3. To defend the integrity of legitimate sectors like Mobile Advertisement and allied revenue collections from being destroyed by the actions of touts and impostors.

 

Roadblocks violate all three. Therefore, SMEF aligns fully with the Joint Revenue Board (JRB), Internal Revenue Services (IRS), MDA’s and Security Agencies to end them.

 

7. FINAL WORD TO STAKEHOLDERS

Colleagues, the word “roadblock” has become a wound on Nigeria’s image. Every time we defend it, we reopen that wound before the world.

 

We can enforce without embarrassment.

We can collect revenue without criminality.
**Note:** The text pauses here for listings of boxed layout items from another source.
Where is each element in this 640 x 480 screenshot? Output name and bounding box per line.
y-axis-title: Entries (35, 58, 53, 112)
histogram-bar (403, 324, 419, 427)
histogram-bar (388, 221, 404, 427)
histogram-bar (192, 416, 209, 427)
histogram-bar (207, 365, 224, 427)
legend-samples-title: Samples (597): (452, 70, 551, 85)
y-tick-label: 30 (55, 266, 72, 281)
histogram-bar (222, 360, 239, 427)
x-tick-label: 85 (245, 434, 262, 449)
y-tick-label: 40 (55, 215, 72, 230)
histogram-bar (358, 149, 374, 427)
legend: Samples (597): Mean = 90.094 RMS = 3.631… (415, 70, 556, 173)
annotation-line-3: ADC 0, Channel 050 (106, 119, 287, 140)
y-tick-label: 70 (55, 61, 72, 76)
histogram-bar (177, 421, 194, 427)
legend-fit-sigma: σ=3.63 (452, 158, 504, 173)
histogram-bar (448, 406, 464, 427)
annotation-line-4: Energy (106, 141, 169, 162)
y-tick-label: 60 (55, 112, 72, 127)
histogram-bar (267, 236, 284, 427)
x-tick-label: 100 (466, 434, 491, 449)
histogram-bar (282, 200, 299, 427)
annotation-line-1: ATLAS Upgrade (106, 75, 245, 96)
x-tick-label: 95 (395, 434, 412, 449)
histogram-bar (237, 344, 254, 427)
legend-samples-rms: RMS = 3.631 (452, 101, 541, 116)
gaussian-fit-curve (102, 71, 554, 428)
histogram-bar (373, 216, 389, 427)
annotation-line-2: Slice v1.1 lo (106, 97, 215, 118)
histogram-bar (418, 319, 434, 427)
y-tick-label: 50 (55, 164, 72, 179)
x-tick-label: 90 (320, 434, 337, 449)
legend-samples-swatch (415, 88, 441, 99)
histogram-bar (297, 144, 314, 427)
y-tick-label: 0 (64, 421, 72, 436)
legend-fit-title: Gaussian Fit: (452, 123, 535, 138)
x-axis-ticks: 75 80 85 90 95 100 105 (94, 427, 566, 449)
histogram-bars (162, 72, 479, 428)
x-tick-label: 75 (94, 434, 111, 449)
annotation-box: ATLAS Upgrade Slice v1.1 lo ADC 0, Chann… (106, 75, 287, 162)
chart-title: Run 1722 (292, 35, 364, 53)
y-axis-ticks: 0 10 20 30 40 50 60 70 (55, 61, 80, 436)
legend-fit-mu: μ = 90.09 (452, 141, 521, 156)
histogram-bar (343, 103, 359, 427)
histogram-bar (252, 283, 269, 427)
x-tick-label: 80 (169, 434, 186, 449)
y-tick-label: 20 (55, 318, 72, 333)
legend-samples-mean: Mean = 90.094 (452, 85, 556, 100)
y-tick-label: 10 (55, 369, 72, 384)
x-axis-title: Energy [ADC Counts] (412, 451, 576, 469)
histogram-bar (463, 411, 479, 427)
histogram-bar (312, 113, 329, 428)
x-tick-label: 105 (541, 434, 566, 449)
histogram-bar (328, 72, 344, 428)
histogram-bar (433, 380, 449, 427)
We can be lawful and still be effective.

 

The JRB has spoken.

Our principals — tiers of Government in the 36 States of Nigeria including the FCT — have spoken.

 

Let us not be the ones still shouting “roadblock” when the whole country has moved on.

 

Roads are for movement. Offices are for compliance. Technology is for verification. That is modern revenue enforcement.

 

Sanity Multi-Efforts Forum (SMEF) stands with the Joint Revenue Board (JRB), with Internal Revenue Services (IRS), with MDA’s including Ministries of Transport, Commerce and Industries, Ministries of Environment, Signage and Advertisement Agencies, and with a Nigeria free of highway extortion.